Influence of chess computers on thinking process

By solving a combination from my favourite combinations book nowadays (Tactical targets in chess by Istvan Pongo) I found very interesting detail in solution of next position.
Chess combination
Black to move
 Of course combination is not hard and Black wins by:
1...Bxf2+ ...which is typical geometry motive. There are four possible moves, but three of them are real candidates.

a.) 2.Kxf2
b.) 2.Qxf2
c.) 2.Kh1
d.) 2.Kf1

I will show short lines in every variation with special focus on variation D.

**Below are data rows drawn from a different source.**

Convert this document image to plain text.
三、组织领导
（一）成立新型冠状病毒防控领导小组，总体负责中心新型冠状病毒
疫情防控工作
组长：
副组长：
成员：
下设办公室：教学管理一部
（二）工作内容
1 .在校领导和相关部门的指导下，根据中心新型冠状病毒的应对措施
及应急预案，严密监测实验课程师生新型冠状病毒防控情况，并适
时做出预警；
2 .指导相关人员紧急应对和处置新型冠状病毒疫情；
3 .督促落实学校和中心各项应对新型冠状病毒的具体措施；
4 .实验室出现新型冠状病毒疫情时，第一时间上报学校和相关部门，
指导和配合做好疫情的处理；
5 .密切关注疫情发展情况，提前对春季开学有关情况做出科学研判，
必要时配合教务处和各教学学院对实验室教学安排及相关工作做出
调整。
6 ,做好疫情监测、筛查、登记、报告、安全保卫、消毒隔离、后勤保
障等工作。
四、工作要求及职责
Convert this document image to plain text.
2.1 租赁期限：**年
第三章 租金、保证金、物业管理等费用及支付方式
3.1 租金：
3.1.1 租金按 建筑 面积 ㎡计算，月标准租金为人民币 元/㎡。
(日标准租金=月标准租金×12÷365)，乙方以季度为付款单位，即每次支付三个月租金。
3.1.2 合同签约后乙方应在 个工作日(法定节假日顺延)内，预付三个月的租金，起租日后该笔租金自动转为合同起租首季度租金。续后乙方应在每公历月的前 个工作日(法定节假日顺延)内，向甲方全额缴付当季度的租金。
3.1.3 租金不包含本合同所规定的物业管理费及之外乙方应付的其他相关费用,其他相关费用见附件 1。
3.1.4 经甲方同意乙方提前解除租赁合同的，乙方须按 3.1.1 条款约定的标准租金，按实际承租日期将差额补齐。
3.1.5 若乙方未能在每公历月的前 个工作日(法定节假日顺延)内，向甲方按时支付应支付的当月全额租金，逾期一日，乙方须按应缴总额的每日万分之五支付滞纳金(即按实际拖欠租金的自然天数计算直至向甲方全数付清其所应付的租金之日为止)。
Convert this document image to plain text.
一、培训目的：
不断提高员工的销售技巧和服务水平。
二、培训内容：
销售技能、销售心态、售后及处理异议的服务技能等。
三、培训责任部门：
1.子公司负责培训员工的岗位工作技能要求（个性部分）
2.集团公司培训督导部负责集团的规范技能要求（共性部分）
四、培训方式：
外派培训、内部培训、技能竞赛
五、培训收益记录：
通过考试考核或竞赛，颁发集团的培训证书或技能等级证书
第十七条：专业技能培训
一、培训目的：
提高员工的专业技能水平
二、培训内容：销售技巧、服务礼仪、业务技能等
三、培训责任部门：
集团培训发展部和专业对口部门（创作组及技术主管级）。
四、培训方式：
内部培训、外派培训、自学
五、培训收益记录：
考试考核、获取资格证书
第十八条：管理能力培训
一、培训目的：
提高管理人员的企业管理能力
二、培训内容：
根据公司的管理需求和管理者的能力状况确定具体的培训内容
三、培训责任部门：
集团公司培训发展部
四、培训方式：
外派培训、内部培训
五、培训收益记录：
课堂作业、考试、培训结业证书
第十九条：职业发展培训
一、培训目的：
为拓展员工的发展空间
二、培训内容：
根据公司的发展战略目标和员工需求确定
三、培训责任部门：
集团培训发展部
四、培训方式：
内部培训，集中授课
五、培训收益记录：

a.) 2.Kxf2, Qf4+ 3.Kg1, Rxc1 .....and Black has a two pawns more.
b.) 2.Qxf2, Qxc1 3.Rxc1, Rxc1+ 4.Qf1, Txf1+ 5.Kxf1 ...and again Black has a two pawns more.
c.) 2. Kh1, Qxc1 ...which shows that 2.Kh1 is not a real candidate move (it is only a legal move).
d.) 2.Kf1! This move is not analysed in the solution and I think that this is white´s best option. It is not so hard to spot this move but it is somehow visually illogical. Such moves are very easy to overlook during calculations but analysing games with a computers made humans used to think about moves like that. It is not that a decent player can not find a move like this. It is more about when calculating long and complicated lines during a games we usually makes some inaccurate moves and there are a reasons behind these mistakes. Like I said, a move 2.Kf1 is visually illogical, and I am sure that Pongo would give it in the solution ,if he actually spot it. There is only one good move for Black now but it is good enough for comfortable win.
2...Bc5! Idea is Qf4+ so....3.g3, f4 ...with a threat of Bh3 mate 4.g4, e3 and White should resign.